A TRC questionnaire asked which of 13 objectives should receive the most emphasis, from gathering good data or restoring riverside habitat to improving river access or outreach for schools and river users.
All of those goals and tasks will play a part in the effort. But leaders want to know what Missoulians care about most while they try to balance growth with a good quality of life and maintaining a more natural feel.
Rachel VandeVoort, director of the Office of Outdoor Recreation, said Missoulians need to appreciate what a treasure they have and preserve it, not just use it. As a former river guide, VandeVoort watched tourists’ awed reactions to the rivers and vistas that Montanans see every day.
“I was like, ‘Man, I don’t know what they have, but clearly, I have it good,’ ” VandeVoort said. “We can talk about the economic impact, and that’s what we’re doing, we’re talking about the dollars and cents behind this. But we all know intrinsically this is what we need to do for our way of life. This is what’s important to us. And it’s groups like this that get stuff done.”

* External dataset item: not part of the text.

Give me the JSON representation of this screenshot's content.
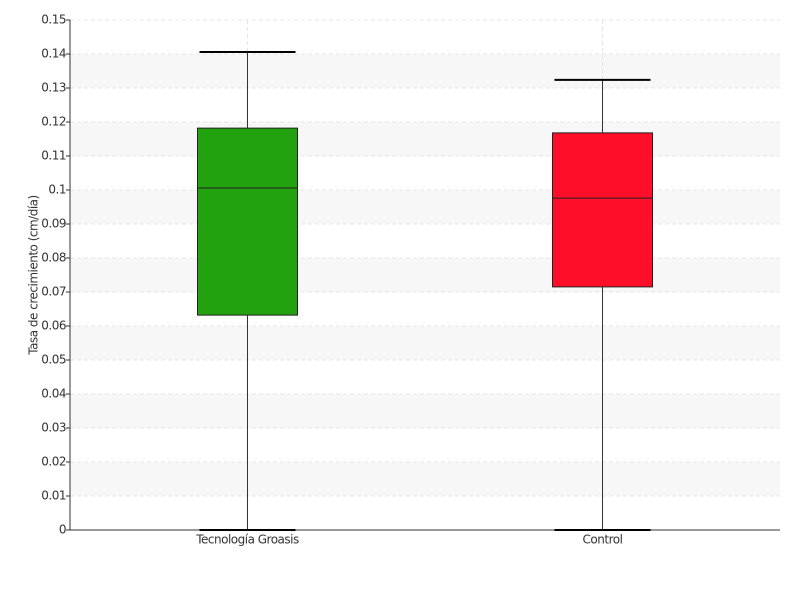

Meanwhile, city representatives were available to answer questions about the Downtown Master Plan and 11 active projects intended to restore or improve the river, including the Max Wave, Russell Street Bridge, Milltown State Park and the Bonner Bridges Project.
Clark Fork Coalition science adviser Vicki Watson was also recruiting people to help create a watershed restoration plan for the central Clark Fork River.
While surfing the Department of Environmental Quality website, she came across a map that showed almost every watershed in western Montana had a restoration plan, which means that those areas can apply for funding to do restoration.
“Then I looked closer and said, ‘What?! The central Clark Fork doesn’t have a restoration plan?’ ” Watson said.
So Watson is doing the same thing as the collaborative: asking people to contribute their expertise to developing a restoration plan so more can be done to improve the Clark Fork River corridor downstream.
As more people recreate, the rivers are going to need well-devised plans to nurture them through the ravages of time.
County Commissioner Josh Slotnick said such a looming challenge needed everyone’s involvement.
“We have been loving (rivers) to death. And it’s time to fix that. And the only way we will fix that is collaboration, the confluence of all the people who are here. And I feel super optimistic that we can do this and make some hard choices,” Slotnick said.
The next meeting is March 14 at 4 p.m. at the Montana Natural History Center.
The collaborative includes: Five Valleys Land Trust; the Clark Fork Coalition; Montana Fish Wildlife & Parks; Trout Unlimited; Backcountry Hunters and Anglers; American Rivers; Five Valleys Audubon Society; Missoula County Parks, Trails & Open Lands; Missoula Conservation District; University of Montana; W.A. Franke College of Forestry and Conservation; Trailhead River Sports; Downtown Missoula Partnership; Mountain Line; Strongwater; and Missoula Parks and Recreation.